4.4.) Rows of fin-like flaps along their sides that undulate up and down in sequence like the fins of a cuttlefish.
A representative group of radiodonts, which you can totally get as a t-shirt design right here. |
Radiodonts were soft invertebrates lacking skeletons or hard shells that would readily fossilize. In order to be
preserved, they had to be buried under rare special conditions, often in a
sudden sediment slide that would leave the body in anoxic conditions where they
wouldn’t decay. These burials also contain numerous other soft-bodied
creatures, giving paleontologists a rare glimpse into an aspect of the
prehistoric world that is absent from other sites. Fossil beds with this
exceptional preservation are known as konservat-lagerstätten, German for “conserving
storage-places”. They include the famous Burgess Shale of British Columbia,
Canada; The Maotianshan Shales in Yunnan, China; the Ediacara Hills of South
Australia; and the Mazon Creek fossil beds of Illinois in the US (from which
came Illinois’ state fossil, the enigmatic Tullimonstrum, a creature I’ve
played around with in a couple of my art pieces).

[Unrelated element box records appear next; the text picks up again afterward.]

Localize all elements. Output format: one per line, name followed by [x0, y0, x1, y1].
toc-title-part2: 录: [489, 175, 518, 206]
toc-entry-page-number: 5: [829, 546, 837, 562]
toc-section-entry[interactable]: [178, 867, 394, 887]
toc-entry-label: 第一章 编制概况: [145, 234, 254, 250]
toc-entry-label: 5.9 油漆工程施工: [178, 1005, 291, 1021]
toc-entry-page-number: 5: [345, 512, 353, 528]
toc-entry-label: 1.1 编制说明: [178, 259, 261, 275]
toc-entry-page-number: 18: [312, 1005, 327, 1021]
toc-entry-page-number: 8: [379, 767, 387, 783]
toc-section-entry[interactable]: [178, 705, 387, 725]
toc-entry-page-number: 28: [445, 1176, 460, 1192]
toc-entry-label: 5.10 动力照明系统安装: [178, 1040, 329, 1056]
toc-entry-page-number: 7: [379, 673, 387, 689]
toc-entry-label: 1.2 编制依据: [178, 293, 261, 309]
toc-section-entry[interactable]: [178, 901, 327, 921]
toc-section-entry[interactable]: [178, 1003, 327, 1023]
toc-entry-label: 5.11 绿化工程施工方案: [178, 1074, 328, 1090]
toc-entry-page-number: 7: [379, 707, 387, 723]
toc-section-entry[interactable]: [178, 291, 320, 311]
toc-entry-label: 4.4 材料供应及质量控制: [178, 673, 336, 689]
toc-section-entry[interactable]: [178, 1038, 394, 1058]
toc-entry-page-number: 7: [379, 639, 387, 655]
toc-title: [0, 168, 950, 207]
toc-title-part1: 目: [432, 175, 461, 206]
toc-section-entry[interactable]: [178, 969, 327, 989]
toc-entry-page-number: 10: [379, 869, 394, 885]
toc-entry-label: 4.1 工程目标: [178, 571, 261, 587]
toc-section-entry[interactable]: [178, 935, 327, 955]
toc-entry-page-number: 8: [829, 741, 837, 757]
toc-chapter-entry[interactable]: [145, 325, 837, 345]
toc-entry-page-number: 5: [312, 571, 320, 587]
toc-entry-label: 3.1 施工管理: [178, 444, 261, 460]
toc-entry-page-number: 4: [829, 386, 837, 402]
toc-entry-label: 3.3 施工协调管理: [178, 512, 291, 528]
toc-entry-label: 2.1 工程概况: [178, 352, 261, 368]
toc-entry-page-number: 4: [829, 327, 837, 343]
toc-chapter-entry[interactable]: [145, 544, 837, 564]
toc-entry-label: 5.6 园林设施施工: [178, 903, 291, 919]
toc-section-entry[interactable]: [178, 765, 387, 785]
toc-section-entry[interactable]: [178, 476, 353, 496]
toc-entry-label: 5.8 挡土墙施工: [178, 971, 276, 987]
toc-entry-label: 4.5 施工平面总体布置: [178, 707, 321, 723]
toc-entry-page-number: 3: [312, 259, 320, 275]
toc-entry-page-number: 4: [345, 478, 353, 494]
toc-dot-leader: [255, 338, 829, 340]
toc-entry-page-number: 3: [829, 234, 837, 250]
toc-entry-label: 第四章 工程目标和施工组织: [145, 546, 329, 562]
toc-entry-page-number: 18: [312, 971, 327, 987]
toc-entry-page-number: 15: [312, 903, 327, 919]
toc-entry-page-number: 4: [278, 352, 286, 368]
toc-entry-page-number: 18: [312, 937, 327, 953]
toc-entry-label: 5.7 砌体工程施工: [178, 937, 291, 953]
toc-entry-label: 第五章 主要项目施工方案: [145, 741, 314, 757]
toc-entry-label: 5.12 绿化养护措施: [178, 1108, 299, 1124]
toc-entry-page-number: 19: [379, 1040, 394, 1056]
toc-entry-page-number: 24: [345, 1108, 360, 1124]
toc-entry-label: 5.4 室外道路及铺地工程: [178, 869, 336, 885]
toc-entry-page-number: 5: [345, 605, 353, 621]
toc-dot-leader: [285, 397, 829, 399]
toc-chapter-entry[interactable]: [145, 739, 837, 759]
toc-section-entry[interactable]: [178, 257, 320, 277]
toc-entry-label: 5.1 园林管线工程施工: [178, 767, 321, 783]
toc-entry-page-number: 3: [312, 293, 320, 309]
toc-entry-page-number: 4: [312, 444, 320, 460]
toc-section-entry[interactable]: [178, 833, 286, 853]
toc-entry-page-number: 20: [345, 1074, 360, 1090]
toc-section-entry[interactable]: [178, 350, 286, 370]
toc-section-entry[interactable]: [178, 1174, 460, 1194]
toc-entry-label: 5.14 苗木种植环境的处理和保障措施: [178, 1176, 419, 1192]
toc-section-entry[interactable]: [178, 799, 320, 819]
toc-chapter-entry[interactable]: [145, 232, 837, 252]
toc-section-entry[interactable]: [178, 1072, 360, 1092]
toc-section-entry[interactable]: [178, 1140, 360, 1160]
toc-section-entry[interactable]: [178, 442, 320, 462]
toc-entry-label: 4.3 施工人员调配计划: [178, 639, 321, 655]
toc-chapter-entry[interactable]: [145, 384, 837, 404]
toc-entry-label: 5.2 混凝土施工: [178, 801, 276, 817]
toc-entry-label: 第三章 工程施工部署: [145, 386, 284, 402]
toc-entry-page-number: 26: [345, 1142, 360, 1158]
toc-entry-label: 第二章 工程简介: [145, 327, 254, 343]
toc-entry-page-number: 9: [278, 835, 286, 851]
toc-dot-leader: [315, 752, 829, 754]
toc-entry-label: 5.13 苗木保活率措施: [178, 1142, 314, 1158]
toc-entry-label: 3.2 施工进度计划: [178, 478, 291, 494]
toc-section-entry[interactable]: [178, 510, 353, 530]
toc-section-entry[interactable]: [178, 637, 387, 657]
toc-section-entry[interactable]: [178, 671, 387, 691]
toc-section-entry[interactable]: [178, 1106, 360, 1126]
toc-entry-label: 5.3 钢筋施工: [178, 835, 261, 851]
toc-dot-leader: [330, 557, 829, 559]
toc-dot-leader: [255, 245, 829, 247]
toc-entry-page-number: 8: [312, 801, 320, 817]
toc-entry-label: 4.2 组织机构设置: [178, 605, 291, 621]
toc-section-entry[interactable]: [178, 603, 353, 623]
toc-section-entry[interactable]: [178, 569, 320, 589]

For decades radiodont fossils were known only from the
Cambrian period. But in 2009 a single specimen of a radiodont, Schinderhannes
bartelsi, was discovered in the Devonian-era Hunsrück Slate of Germany. This
extended the temporal range of this group by millions of years. It also
provided a tantalizing hint at a hidden diversity of Great Appendage creatures
that have either not been preserved in the fossil record, or not been unearthed
yet.
Schinderhannes fired the furnace of my imagination. I’ve
always had a strong interest in speculative biology and paleontology, and my
mind was filled with ideas about what these “lost” radiodonts might have been
like.
Hermit Anomalocaris |
Here's where I get back to my experiences at the Ruthven Museum. The first speculative radiodont I designed was the Hermit Anomalocarid above. The design, layout, and even color palette of this piece was inspired by a diorama of a Cretaceous seafloor full of ammonites, belemnites and other cephalopods,. The look of the Hermit, especially, is based on the giant Placenticeras model that dominates this scene.
The Cretaceous diorama |
Placenticeras peaking out of the algae. |
The museum's Ordovician diorama also had a significant influence on this piece, particularly the look of the crinoid forest surrounding my creature. The main focus of this diorama is a pair of Endoceras, ancient straight-shelled relatives of the chambered nautilus. One of them has flipped over a trilobite and is in the process of devouring it- inspiring my Hermit Anomalocarids' attack on a horseshoe crab relative.. When I was real young, I recall that this model would actually move its tentacles up and down when you stepped on a pad in front of the diorama. The mechanism broke at some point before I got to college and was never fixed. Most of the people I've mentioned this feature to do not remember it, but I swear it was true!
The Ordovician diorama |
The nautilus-relative Endoceras devouring a trilobite. |
The Ruthven Museum had a ton of exhibits that influenced my artwork. I'll talk more about other pieces in future posts.